“A Law of History”

Illustrated London News

“A Law of History”

Learning lessons from great leaders of the past is critical to our national well-being.

Today we hear many academic voices telling people that learning history is of little or no value. This is an extremely dangerous trend that may be too entrenched to correct.

This educational plague is rampant among the American and British peoples. And it seems that very few of our leaders understand what a colossal disaster it is!

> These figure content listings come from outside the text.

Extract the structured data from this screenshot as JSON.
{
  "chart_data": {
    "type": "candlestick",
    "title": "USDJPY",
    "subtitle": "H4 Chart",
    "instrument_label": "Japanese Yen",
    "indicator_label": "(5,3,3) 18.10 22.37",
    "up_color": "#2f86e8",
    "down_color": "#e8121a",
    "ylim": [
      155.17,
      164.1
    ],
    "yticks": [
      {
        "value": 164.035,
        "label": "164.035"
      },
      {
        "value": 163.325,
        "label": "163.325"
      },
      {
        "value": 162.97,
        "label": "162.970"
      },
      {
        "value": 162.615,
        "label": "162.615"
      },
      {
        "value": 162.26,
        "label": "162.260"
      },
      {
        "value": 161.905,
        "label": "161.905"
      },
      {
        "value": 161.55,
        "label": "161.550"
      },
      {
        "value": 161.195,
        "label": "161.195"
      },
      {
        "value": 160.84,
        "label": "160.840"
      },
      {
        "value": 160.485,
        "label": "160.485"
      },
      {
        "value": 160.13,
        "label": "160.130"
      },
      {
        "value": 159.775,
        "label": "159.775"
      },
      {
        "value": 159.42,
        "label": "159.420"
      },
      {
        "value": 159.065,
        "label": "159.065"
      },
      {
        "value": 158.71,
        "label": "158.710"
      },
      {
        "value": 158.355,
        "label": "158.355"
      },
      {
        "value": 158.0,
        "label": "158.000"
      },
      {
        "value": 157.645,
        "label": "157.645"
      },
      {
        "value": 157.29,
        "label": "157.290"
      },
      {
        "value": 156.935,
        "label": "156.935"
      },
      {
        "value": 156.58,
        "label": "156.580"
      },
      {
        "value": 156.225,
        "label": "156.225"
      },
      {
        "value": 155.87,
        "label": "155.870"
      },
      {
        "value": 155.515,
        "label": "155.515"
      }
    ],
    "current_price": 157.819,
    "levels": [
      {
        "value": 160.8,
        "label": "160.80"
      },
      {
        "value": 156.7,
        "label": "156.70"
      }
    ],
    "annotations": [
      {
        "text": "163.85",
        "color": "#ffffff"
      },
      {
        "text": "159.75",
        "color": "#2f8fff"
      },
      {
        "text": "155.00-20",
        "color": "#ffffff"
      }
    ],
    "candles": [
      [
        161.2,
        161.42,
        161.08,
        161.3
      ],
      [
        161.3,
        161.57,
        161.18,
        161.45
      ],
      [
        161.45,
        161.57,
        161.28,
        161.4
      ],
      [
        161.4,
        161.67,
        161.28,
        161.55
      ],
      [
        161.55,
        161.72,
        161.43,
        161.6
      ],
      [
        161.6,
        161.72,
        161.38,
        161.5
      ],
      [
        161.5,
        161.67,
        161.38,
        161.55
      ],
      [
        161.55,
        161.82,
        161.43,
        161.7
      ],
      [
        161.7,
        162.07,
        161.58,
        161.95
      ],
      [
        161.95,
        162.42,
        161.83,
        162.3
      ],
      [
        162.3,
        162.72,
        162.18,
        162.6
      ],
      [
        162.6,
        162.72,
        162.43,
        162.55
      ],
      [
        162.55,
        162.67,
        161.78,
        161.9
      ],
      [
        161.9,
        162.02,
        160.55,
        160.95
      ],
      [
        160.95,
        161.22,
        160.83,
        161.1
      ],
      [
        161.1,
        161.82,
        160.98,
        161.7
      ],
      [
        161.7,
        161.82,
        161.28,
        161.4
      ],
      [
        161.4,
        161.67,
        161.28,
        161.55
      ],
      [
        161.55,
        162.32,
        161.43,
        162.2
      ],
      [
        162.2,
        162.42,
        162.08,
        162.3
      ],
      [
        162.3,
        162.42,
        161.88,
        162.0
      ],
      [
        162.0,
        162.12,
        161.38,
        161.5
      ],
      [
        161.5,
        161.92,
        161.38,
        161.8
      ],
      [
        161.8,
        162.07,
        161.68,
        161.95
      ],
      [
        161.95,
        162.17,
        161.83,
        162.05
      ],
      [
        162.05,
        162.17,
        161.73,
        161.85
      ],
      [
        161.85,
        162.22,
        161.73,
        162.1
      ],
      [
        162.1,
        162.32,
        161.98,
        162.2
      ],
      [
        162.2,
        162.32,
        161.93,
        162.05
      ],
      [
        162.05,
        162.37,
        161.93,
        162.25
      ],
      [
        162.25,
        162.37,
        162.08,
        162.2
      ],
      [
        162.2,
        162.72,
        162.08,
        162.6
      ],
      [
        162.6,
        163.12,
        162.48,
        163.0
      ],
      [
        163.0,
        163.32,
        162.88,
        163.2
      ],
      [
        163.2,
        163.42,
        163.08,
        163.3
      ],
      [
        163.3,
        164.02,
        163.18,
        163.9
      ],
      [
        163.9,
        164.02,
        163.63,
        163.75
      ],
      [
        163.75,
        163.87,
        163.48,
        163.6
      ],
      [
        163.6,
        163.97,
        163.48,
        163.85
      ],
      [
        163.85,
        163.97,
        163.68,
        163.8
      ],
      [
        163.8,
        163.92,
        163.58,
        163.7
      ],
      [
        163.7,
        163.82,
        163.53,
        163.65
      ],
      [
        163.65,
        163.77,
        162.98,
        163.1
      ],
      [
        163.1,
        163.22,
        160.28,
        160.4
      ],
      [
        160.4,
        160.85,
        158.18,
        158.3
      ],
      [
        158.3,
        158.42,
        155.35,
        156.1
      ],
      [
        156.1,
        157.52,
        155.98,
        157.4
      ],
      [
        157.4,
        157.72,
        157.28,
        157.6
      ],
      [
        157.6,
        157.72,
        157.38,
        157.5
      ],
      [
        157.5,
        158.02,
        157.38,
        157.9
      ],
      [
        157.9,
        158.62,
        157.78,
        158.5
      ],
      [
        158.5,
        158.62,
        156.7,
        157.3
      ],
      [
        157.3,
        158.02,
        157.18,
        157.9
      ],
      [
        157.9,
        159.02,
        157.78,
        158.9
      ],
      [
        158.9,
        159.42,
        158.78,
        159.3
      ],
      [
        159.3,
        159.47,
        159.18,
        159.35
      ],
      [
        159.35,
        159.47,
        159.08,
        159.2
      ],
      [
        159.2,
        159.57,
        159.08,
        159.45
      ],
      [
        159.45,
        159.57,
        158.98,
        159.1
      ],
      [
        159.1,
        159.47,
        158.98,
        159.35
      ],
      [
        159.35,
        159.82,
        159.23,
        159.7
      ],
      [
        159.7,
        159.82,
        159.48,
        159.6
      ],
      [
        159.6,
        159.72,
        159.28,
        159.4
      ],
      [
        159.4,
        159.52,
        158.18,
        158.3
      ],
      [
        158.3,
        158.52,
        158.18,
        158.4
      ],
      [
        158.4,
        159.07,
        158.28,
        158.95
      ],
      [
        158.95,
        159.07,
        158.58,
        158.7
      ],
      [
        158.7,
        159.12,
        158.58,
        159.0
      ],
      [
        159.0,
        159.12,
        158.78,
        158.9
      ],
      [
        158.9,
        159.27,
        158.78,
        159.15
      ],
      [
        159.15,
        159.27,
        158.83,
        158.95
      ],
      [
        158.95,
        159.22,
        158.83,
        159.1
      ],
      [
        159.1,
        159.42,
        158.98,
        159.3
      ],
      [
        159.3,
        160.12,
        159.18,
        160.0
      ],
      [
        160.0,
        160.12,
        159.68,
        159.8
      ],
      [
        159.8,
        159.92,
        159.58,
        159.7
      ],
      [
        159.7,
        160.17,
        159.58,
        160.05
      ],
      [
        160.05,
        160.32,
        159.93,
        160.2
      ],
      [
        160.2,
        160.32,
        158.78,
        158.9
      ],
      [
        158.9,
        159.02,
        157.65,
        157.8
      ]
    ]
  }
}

Syndicated columnist George Will wrote this in his Dec. 23, 2001, column: “When history is taught at all nowadays, often it is taught as the unfolding of inevitabilities—of vast, impersonal forces. The role of contingency in history is disparaged, so students are inoculated against the ‘undemocratic’ notion that history can be turned in its course by great individuals” (Times Union, emphasis mine throughout).

He then implied that America probably would not have been born without the bravery and leadership of George Washington. We came dangerously close to losing the Revolutionary War. Mr. Will wrote,

Two hundred twenty-five Christmases ago, history was being made around here. And recently Lynne Cheney … came here to advocate teaching history more extensively and more wisely than we currently do. …Cheney stressed that events around Christmas 1776 demonstrate “that this nation was not inevitable.”General Washington, commanding ill-fed, ill-clad and barely trained forces against the world’s mightiest power, had been in retreat, as he would be much of the war. By Christmas night 1776 he desperately needed a victory and got one with the surprise attack on Trenton. …The human story would have had different contours if the bullets that sliced through his clothing during the French and Indian War had struck him.

Great individuals do turn the course of history! Mr. Will continued,

Cheney recalled a 1999 survey of college seniors at 55 elite colleges, from Princeton to Stanford, which revealed that only 22 percent knew that the words “government of the people, by the people, for the people” are from the Gettysburg Address. Forty percent could not place the Civil War in the second half of the 19th century. … Twenty-five percent thought the pilgrims signed the Magna Carta on the Mayflower. … To the question of who commanded American forces at Yorktown, the most frequent answer was Ulysses S. Grant.Such questions should not be difficult for high school seniors. But at the time of the survey, none of the 55 colleges and universities required a course in American history. And students could graduate from 78 percent of them without taking any history course.

What a disturbing survey! Most of the students—78 percent—didn’t have to take even one history course!

Why is this information so shocking? Here is Mr. Will’s conclusion: “[A]s Madison [one of America’s Founding Fathers and former president] said, in words inscribed on a Princeton building, ‘a well-instructed people alone can be permanently a free people.’”

Are we about to lose our freedom? The answer is a resounding yes! If we don’t wake up we’re going to lose our freedom and a lot more!

One of Winston Churchill’s greatest biographers, William Manchester, said that Churchill “saved Western civilization”—not just Britain and Europe. More accurately, Mr. Churchill was used by God to save Western civilization.

How important is it that we learn from that civilization-saving history?

Henry Steele Commager wrote an introduction to Winston Churchill’s biography of his ancestor, Marlborough. In it Mr. Commager wrote,

… Churchill’s reading of history reinforced his early education to exalt the heroic virtues. He was Roman rather than Greek, and as he admired Roman accomplishments in law, government, empire, so he rejoiced in Roman virtues of order, justice, fortitude, resoluteness, magnanimity. These were British virtues too, and, because he was the very symbol of John Bull, Churchillian. He cherished, as a law of history, the principle that a people who flout these virtues is doomed to decay and dissolution, and that a people who respect them will prosper and survive.

Learning lessons from great leaders of the past is critical to our national well-being. If we flout those heroic virtues of history, our nations are “doomed to decay and dissolution.” But if we respect and emulate them, we “will prosper and survive.”

That is “a law of history.” Our national survival is at stake!